Namun, tidak ada lampu rem yang menyala. Mobil van itu justru tetap melaju lurus.

Frans tidak tinggal diam. Ia bersiaga, berdiri di lintasan yang cukup dekat saat van itu melintas di sampingnya. Dengan gerakan refleks yang penuh amarah, ia melayangkan hantaman keras pada kaca samping depan mobil itu.

BUK!

"WOOI BERHENTI!!" bentak Frans.

Mobil van itu tidak langsung kabur.
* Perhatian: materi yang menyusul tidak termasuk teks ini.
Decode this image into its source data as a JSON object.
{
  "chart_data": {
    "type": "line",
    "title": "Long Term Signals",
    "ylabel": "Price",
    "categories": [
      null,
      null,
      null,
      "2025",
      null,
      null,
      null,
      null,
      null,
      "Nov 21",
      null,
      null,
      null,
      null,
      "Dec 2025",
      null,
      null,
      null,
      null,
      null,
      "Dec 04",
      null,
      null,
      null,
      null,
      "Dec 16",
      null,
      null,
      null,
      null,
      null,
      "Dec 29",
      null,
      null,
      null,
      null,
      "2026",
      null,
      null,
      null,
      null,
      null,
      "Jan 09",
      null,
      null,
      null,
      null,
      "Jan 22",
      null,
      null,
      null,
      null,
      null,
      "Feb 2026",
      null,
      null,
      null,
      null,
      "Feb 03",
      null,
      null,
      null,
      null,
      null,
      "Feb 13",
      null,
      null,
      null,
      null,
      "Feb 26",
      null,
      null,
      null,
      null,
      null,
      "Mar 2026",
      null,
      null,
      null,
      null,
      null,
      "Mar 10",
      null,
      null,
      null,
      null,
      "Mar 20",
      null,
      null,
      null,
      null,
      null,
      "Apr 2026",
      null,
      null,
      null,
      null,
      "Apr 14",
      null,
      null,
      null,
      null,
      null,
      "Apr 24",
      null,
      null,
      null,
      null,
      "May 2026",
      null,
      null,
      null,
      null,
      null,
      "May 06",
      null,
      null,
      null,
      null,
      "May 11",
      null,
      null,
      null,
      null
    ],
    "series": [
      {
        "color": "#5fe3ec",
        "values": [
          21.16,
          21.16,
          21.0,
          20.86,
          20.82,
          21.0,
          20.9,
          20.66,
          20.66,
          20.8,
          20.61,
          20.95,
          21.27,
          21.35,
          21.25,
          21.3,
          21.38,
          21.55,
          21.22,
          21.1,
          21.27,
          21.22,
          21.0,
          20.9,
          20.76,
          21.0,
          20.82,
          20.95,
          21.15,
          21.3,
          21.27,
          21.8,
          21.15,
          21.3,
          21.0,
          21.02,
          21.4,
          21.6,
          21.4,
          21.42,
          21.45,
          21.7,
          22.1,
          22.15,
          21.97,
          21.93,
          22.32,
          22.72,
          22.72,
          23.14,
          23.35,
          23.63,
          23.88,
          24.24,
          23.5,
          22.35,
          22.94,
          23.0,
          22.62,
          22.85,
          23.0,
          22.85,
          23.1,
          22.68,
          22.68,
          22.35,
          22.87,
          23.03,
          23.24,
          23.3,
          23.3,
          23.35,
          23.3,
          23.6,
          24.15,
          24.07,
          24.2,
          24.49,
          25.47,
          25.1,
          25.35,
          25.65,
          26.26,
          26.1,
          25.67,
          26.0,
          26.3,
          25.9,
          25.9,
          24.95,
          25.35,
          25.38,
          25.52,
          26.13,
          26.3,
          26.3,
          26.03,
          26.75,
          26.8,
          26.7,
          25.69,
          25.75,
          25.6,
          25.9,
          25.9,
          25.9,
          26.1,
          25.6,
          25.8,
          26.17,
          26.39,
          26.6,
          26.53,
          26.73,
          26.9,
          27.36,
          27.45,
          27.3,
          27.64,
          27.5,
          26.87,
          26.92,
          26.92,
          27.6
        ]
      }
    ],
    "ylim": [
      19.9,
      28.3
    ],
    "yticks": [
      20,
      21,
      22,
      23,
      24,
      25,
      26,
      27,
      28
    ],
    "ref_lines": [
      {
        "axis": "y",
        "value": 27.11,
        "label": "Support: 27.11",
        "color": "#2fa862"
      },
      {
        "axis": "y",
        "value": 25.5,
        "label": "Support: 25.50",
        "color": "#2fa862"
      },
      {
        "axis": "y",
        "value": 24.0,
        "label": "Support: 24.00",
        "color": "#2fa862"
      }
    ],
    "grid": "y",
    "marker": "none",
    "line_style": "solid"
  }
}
Ia melambat perlahan, lalu berhenti beberapa meter di depan Frans. Lampu belakang berwarna merah menyala kontras di tengah guyuran hujan yang kian menderas, seperti sepasang mata iblis yang menatap mereka di kegelapan malam.

Mobil itu diam membeku. Mesinnya masih menderu halus, namun tak ada tanda-tanda pintu akan terbuka. Tidak ada yang turun untuk meminta maaf.